June 25 (Reuters) - Bond investors turned neutral on longer-dated U.S. Treasuries after the Federal Reserve signaled its readiness to lower interest rates to counter slowing global growth and weak domestic inflation, a J.P. Morgan survey on Tuesday showed.
Twenty-one percent of investors said they were long or holding more longer-dated Treasuries than their benchmarks on Monday. This was equal to the share of investors who said they were short or holding fewer longer-dated bonds than their benchmarks.
A week ago, the share of long investors exceeded the share of short investors by 4 percentage points.
Meanwhile, the share of investors who said they were neutral or holding longer-dated U.S. government debt equal to their portfolio benchmarks rose to 58%, up from 54% the week before, the latest J.P. Morgan survey showed.
Last Wednesday, Fed policy-makers reduced their interest rate outlook for the rest of 2019 by about half a percentage point on worries about the impact of conflicts between the United States and its trading partners.

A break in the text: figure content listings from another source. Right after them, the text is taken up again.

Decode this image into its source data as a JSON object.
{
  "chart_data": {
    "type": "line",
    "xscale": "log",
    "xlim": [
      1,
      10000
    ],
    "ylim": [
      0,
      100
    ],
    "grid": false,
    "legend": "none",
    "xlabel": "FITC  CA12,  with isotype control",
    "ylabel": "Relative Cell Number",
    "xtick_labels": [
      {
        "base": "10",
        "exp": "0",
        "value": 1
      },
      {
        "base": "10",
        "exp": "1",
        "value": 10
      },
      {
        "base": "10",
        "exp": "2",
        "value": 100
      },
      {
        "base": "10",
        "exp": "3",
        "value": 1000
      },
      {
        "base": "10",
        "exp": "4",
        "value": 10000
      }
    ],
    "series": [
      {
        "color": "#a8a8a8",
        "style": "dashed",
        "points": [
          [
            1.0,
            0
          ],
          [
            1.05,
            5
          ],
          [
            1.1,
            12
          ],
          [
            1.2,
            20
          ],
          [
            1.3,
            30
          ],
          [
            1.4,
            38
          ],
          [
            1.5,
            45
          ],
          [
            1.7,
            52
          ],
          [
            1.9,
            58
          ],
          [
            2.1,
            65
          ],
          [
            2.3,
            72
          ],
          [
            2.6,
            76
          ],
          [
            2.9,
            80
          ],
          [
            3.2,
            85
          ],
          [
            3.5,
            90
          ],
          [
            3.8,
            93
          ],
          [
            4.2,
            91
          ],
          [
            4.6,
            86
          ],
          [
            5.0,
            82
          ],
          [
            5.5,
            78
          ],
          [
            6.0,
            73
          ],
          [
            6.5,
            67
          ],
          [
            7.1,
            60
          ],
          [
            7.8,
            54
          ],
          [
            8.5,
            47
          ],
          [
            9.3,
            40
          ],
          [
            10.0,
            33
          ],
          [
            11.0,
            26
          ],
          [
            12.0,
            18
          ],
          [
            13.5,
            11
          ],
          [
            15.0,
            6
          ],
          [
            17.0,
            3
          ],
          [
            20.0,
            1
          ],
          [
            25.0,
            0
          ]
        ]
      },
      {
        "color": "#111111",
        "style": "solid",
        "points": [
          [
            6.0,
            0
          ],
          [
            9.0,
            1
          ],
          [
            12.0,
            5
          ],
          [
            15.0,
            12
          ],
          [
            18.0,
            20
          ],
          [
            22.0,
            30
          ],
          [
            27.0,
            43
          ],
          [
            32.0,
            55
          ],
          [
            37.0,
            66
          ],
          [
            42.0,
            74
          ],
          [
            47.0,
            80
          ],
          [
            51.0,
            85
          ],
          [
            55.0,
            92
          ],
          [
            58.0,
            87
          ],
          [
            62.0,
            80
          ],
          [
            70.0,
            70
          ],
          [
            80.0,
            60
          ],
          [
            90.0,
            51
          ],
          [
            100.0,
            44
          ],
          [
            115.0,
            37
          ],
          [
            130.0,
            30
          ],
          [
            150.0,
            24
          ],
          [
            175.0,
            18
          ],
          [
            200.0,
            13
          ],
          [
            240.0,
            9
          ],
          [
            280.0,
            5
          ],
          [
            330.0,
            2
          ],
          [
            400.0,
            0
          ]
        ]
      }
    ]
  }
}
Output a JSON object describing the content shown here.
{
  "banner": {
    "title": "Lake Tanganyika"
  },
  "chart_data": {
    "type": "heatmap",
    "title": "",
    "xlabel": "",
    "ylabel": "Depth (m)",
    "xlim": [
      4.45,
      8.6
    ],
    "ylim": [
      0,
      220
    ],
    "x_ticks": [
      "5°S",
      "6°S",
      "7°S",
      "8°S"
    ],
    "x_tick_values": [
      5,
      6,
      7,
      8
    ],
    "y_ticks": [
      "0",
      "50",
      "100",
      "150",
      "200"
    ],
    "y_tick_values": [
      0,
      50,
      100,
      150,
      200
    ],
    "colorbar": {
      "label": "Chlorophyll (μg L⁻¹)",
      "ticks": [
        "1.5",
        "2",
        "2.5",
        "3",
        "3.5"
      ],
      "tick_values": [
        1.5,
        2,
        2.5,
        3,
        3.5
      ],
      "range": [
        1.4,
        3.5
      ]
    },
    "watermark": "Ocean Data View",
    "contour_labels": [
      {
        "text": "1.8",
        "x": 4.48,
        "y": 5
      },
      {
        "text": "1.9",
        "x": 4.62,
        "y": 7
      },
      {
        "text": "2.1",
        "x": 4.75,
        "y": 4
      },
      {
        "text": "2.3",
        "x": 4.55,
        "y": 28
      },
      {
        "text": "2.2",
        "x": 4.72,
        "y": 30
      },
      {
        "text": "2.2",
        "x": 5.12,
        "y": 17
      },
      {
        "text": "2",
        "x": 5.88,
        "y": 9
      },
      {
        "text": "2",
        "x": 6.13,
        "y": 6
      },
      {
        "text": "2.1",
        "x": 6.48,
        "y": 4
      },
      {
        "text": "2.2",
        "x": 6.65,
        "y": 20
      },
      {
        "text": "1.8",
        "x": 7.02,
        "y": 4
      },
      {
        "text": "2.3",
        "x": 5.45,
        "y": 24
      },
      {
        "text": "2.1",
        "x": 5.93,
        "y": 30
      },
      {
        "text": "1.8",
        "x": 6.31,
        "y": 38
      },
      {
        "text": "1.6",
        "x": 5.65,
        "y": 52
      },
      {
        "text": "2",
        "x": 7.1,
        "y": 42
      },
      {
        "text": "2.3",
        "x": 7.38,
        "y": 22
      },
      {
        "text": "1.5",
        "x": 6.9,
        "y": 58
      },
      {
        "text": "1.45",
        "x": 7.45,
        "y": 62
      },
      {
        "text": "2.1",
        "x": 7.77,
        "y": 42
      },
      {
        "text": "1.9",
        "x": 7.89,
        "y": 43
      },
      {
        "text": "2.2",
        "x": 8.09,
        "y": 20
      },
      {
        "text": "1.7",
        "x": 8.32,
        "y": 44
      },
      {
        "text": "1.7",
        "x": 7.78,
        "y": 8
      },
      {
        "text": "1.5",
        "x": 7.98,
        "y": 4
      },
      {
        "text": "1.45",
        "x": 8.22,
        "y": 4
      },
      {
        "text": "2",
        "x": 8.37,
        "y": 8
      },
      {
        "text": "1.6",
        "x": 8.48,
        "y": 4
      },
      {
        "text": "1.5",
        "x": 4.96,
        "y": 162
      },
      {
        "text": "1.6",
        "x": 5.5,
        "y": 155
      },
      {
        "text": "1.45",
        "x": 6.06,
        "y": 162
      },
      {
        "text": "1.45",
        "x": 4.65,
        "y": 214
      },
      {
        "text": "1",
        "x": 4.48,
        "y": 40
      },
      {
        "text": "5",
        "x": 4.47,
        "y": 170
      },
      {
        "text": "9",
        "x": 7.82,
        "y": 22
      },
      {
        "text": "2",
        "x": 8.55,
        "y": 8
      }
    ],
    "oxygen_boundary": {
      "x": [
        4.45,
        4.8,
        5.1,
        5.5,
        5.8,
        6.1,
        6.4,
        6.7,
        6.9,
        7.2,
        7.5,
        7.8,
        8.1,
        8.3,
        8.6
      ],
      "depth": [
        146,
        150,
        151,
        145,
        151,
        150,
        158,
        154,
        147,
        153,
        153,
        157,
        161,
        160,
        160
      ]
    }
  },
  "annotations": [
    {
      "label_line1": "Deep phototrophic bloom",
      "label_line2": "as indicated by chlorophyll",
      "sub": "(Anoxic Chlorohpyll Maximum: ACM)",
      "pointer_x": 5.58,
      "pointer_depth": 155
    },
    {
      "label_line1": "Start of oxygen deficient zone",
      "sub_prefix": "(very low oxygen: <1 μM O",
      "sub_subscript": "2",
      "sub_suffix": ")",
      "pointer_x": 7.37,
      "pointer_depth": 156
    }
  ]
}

Signs of softening price growth and inflation expectations have also concerned Fed officials.
Interest rates futures suggested traders see a 100% chance the Fed would lower rates by a quarter point next month, followed by at least two more quarter-point rate cuts by the end of 2019, according to CME Group's FedWatch program.
In midday trading on Tuesday, benchmark 10-year Treasury yields were down 3 basis points at 1.987%. They touched 1.974% last Thursday, the lowest since November 2016.
Growing tensions between Washington and Tehran have added safe-haven bids for Treasuries in recent days.
Active clients, which include market makers and hedge funds, increased their neutral position to 60% from 50% the previous week, the latest J.P. Morgan survey showed.
The share of active long positions hit parity with the share of active short positions on Monday, compared with a net long position of 30% a week ago.